The feedlot would be slated to go in at the northwest end of Pigeon Lake, 1.5 miles away from the lake, close to Pigeon Lake Provincial Park and Zeiner Park.
A confined feeding operation (CFO) is classified as a fenced or enclosed land where livestock are confined for the purpose of growing, sustaining, finishing, or breeding by means other than grazing.
The proposed CFO next to Pigeon Lake will include the construction of four pens, a manure catch basin, and 16 quarter sections.
Residents at the lake said they were concerned with the lack of notice given to them, stating that only residents within 1.5 miles of the potential feedlot were notified by the NRCB of its possibility.
One of the Lake’s residents Gloria Booth has been living within the Pigeon Lake watershed since 2008. Booth says while her and her partner have lived on farms their whole lives, have chosen to spend their lives in the country, and are not anti-agriculture, they do not agree with having a feedlot so close to their home and the lake.
“It’s going to affect everyone on the lake,” says Booth.
“It is definitely a big concern for myself and all of my neighbours.”
The Booths are one of many families that have written a letter of concern to the NRCB about the potential CFO and the impacts it would have on the lake.
“If we destroy the lake we can’t come back from this,” says Booth.
One of the main concerns is the likelihood of manure runoff from the CFO and contamination of the lake and local water sources.
“The primary issue is that a confined feeding operation of this size is not appropriate in the watershed,” says Catherine Peirce, Executive Director Pigeon Lake Watershed Association (PLWA).
Peirce says that after receiving information on the proposed CFO the PLWA submitted a statement of concern on behalf of their board of directors to the NRCB. In addition to this they also submitted a 23-page adverse reactions report based on research PLWA has done on Pigeon Lake. The report also included over 300 names with statements of concerns.
On the property where the CFO is slated to go, there are two main streams that drain from the property into neighbours land and into Pigeon Lake. Both these streams are currently protected spawning grounds for Pigeon Lake’s fish population.
Peirce worries that with an operation this size, even with a catch basin for manure that there is the potential for catch basin seepage or for basin overflow due to heavy rain or snow melting.
She says that the extreme weather events that have been occurring will compound this issue. The proposed CFO has dedicated 13 acres of land to spread manure, however, Peirce says that with that much manure to manage if there is a major rain or if the manure is spread at the wrong time of the year, the potential for runoff which will affect the creeks increases.
With the PLWA’s years of research on the lake Peirce says, “we understand that those two creeks are major contributors to the phosphorous load in the lake.”
In fact, Peirce says that the phosphorous levels measured by the PLWA during this year’s spring thaw have measured 10 times higher than what they were in 2010.

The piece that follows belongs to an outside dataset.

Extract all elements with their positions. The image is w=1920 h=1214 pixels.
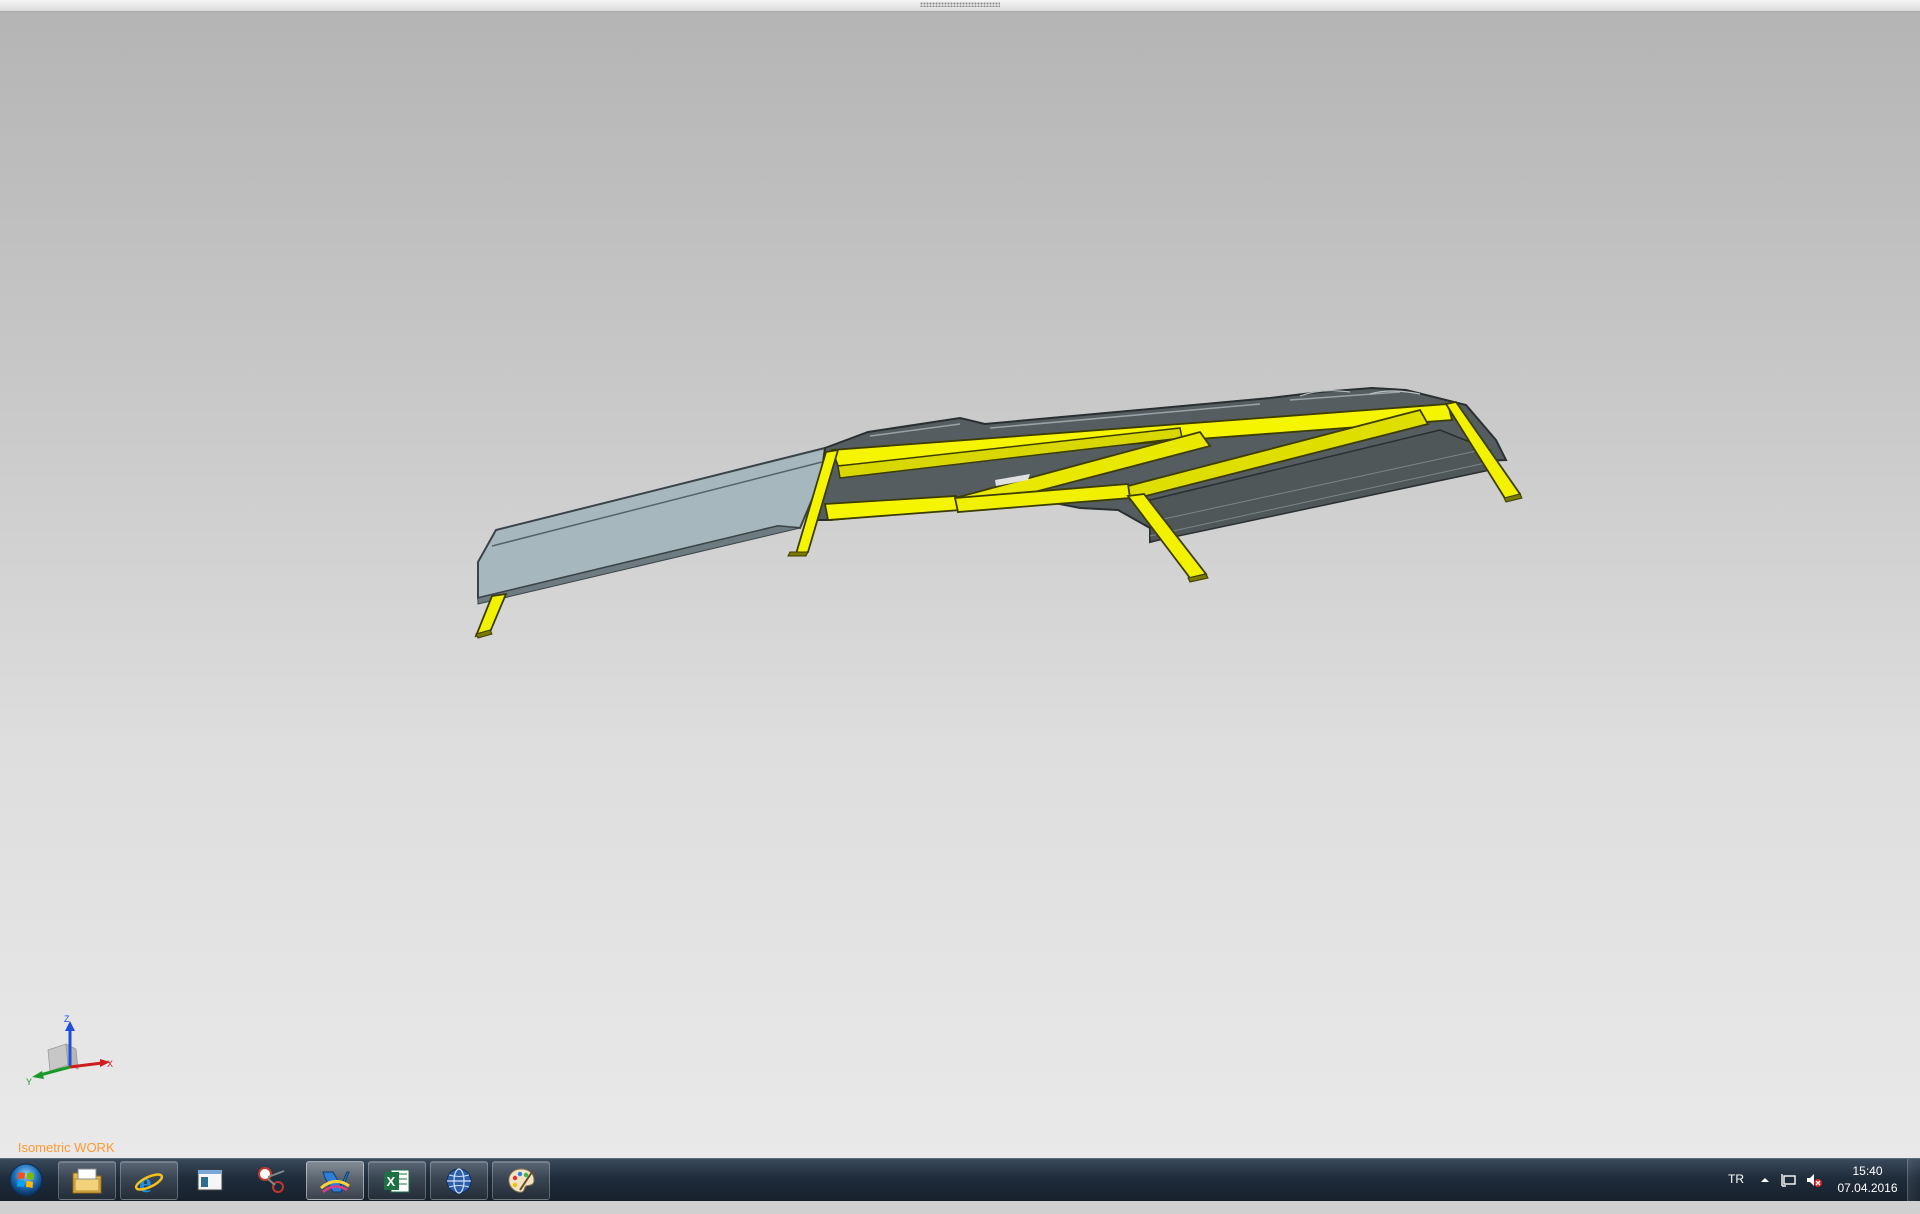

Increased phosphorous levels contribute to algae growth, a problem that Pigeon Lake has dealt with for many summer seasons. Peirce states that the entire lake community, residents and recreational visitors alike would be impacted by an increase in algae blooms.

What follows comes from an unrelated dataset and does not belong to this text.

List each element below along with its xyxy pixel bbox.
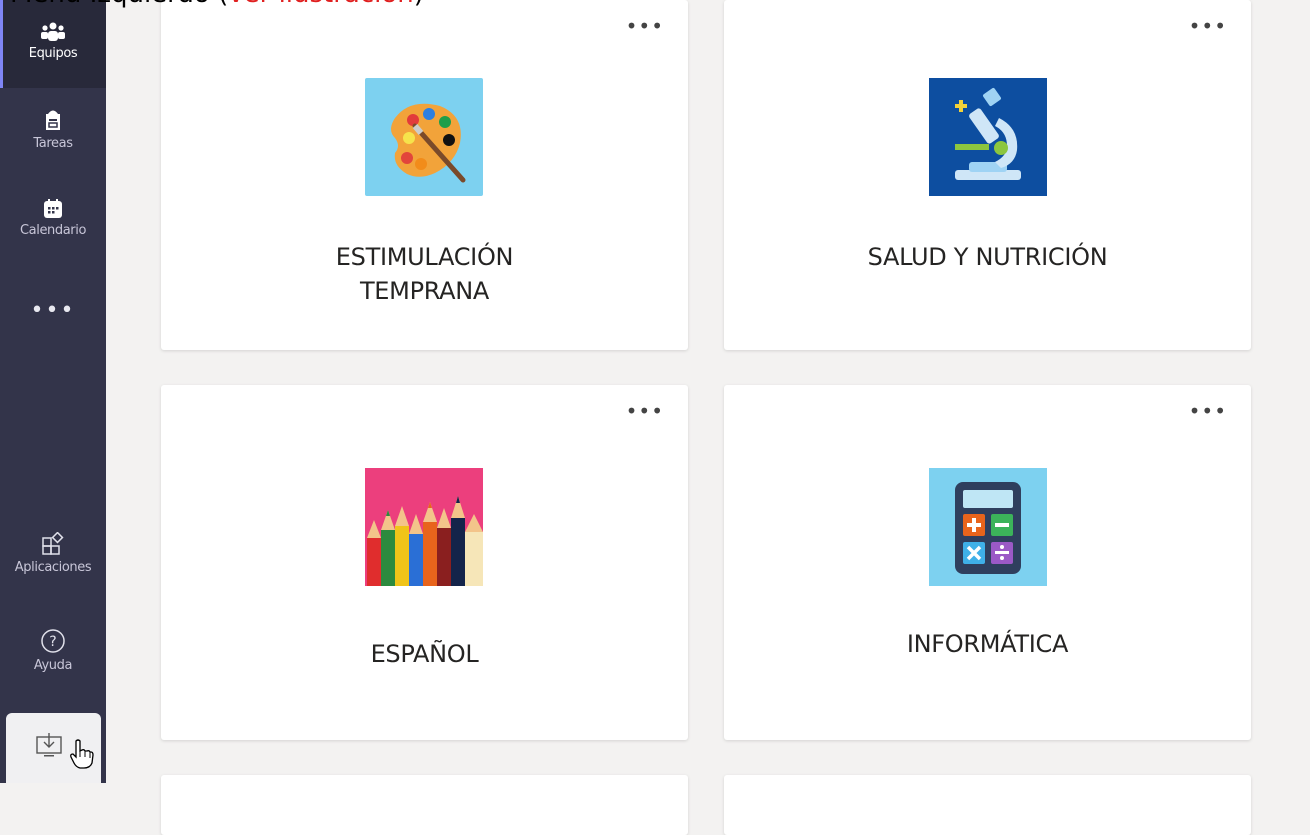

After 2006 Pigeon Lake began seeing an increase in algae blooms and in the last three to four years there has been a significant improvement which Peirce states is due to the millions of dollars that the community has spent on cleaning up the lake, from a new sewage system to stewardship programs.

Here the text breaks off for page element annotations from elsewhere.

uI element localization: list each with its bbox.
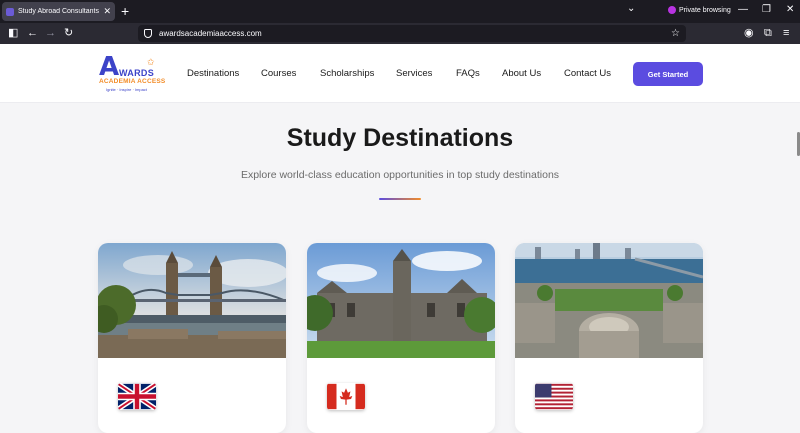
private-mask-icon <box>668 6 676 14</box>
browser-tab[interactable]: Study Abroad Consultants Kenya ✕ <box>2 2 115 21</box>
sidebar-toggle-icon[interactable]: ◧ <box>8 26 18 40</box>
browser-nav-bar: ◧ ← → ↻ awardsacademiaaccess.com ☆ ◉ ⧉ ≡ <box>0 23 800 44</box>
shield-icon[interactable] <box>144 29 152 38</box>
nav-scholarships[interactable]: Scholarships <box>320 68 374 79</box>
nav-contact-us[interactable]: Contact Us <box>564 68 611 79</box>
london-tower-bridge-photo <box>98 243 286 358</box>
nav-destinations[interactable]: Destinations <box>187 68 239 79</box>
logo-tagline: Ignite · Inspire · Impact <box>106 87 147 92</box>
nav-faqs[interactable]: FAQs <box>456 68 480 79</box>
nav-about-us[interactable]: About Us <box>502 68 541 79</box>
reload-icon[interactable]: ↻ <box>64 26 73 40</box>
boston-mit-photo <box>515 243 703 358</box>
menu-hamburger-icon[interactable]: ≡ <box>783 26 789 40</box>
nav-courses[interactable]: Courses <box>261 68 296 79</box>
extensions-icon[interactable]: ⧉ <box>764 26 772 40</box>
nav-services[interactable]: Services <box>396 68 432 79</box>
tab-title: Study Abroad Consultants Kenya <box>18 8 100 15</box>
page-title: Study Destinations <box>286 124 514 152</box>
new-tab-button[interactable]: + <box>121 3 129 19</box>
title-divider <box>379 198 421 200</box>
restore-icon[interactable]: ❐ <box>762 4 771 15</box>
get-started-button[interactable]: Get Started <box>633 62 703 86</box>
uk-flag-icon <box>118 383 156 410</box>
logo-subtitle: ACADEMIA ACCESS <box>99 78 166 85</box>
logo-star-icon: ✩ <box>147 57 155 67</box>
usa-flag-icon <box>535 383 573 410</box>
page-subtitle: Explore world-class education opportunit… <box>240 169 560 181</box>
browser-tab-bar: Study Abroad Consultants Kenya ✕ + ⌄ Pri… <box>0 0 800 23</box>
close-tab-icon[interactable]: ✕ <box>103 6 111 17</box>
private-browsing-indicator: Private browsing <box>668 6 731 14</box>
canada-flag-icon <box>327 383 365 410</box>
destination-card-canada[interactable] <box>307 243 495 433</box>
logo-word: WARDS <box>119 68 154 78</box>
tab-list-chevron-icon[interactable]: ⌄ <box>627 3 635 14</box>
bookmark-star-icon[interactable]: ☆ <box>671 28 680 39</box>
account-icon[interactable]: ◉ <box>744 26 754 40</box>
url-text[interactable]: awardsacademiaaccess.com <box>159 29 671 38</box>
close-window-icon[interactable]: ✕ <box>786 4 794 15</box>
site-logo[interactable]: A ✩ WARDS ACADEMIA ACCESS Ignite · Inspi… <box>97 52 166 96</box>
url-bar[interactable]: awardsacademiaaccess.com ☆ <box>138 25 686 42</box>
site-favicon-icon <box>6 7 14 16</box>
destination-card-uk[interactable] <box>98 243 286 433</box>
toronto-university-photo <box>307 243 495 358</box>
destination-card-usa[interactable] <box>515 243 703 433</box>
private-browsing-label: Private browsing <box>679 6 731 14</box>
forward-arrow-icon[interactable]: → <box>45 26 56 40</box>
minimize-icon[interactable]: — <box>738 4 748 15</box>
back-arrow-icon[interactable]: ← <box>27 26 38 40</box>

In addition to phosphorous levels, PLWA is concerned about other pollutants that come from a CFO including antibiotics and supplements which are used on the cattle.
“We are very concerned about the habitat for wildlife and the fish population themselves.”
Part of the concern is for the potential contamination of ground water as well. Peirce says that because Pigeon Lake doesn’t flush its water, water can stay in the lake for 100 years, and therefore any contaminents pose a major risk to the health of the lake.
“We are in trouble if we can’t clean up the land and if we can’t put in better measures for run off.”
County land-owner near the proposed CFO, Ed Buczny, says that while many are concerned about the potential contamination of ground water, the smell the CFO will give off, and the reduction of property value in the area due to it, the main concern everyone has is for the lake itself.
Buczny says, “everyone is working at improving the lake and then you are going to put this in?”
Buczny says there is also a lot of confusion over the details of the CFO and that concerned residents in the area have not gotten responses or answers from the provincial government depite numerous letters, emails and requests to Alberta’s Environment Minister Jason Nixon.
He states that within the Pigeon Lake watershed is, “just not the right place for it.”
There has been no word from the NRCB when a decision will be made if the CFO is approved, but it could take up to three months for residents to learn the fate of the area.